The vision is as revolutionary as that for
artificial intelligence. Modernisation of the “back office” will drive global economic expansion by sweeping away difficulties that hamper every transaction from international trade to roadside purchases of handicrafts in remote villages.
Technologies can already be used to
transfer currency and assets from Hong Kong to Johannesburg, for example. But many obstacles stand in the way, the toughest related to liability, transparency, privacy, enforcement and dispute resolution.

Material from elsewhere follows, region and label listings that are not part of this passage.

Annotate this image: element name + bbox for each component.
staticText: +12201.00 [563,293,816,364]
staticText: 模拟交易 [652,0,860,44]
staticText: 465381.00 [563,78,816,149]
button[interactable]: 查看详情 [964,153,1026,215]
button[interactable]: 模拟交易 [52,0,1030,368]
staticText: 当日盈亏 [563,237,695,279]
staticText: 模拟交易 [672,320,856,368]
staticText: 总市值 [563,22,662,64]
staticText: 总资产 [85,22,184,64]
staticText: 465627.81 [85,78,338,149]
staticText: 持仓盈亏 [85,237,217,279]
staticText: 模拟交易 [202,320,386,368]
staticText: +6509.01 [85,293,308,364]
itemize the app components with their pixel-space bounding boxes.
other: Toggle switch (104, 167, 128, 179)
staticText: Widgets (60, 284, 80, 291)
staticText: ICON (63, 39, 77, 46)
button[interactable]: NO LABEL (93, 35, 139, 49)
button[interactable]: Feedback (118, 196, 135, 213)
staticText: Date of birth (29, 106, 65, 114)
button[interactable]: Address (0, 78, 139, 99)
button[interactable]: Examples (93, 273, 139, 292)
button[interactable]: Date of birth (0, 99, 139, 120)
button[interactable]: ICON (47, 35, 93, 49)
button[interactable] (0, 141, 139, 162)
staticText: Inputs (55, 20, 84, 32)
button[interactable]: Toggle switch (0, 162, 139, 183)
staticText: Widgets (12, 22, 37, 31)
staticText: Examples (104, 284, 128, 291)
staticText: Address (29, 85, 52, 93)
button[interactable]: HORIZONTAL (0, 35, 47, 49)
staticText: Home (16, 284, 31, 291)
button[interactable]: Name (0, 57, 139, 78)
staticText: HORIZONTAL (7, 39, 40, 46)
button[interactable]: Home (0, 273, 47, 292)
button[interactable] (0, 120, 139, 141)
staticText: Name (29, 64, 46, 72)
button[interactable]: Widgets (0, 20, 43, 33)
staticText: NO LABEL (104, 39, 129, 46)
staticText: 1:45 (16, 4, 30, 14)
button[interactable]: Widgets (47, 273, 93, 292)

These issues pit the primacy of state sovereignty against following international rules. As researchers from Goethe University wrote in 2021, “Money is not simply data but a complex bundle of rights closely
tied to the nation state”. Bankers wrestle with who will be in control. Governments are reluctant to cede authority.
Progress can’t come fast enough. Agustin Carstens, general manager at the Bank for International Settlements (BIS), recently told a session at the annual meeting of the International Monetary Fund (IMF) and the World Bank that “cross-border payments are a significant choke point in the financial system”. There is no effectively working and frictionless global system that everyone can readily access.
Solutions are key to strengthening financial stability by mitigating risk and enhancing liquidity in an ecosystem that handled 3.4 trillion transactions in 2023, accounting for US$1.8 quadrillion in value, according to McKinsey.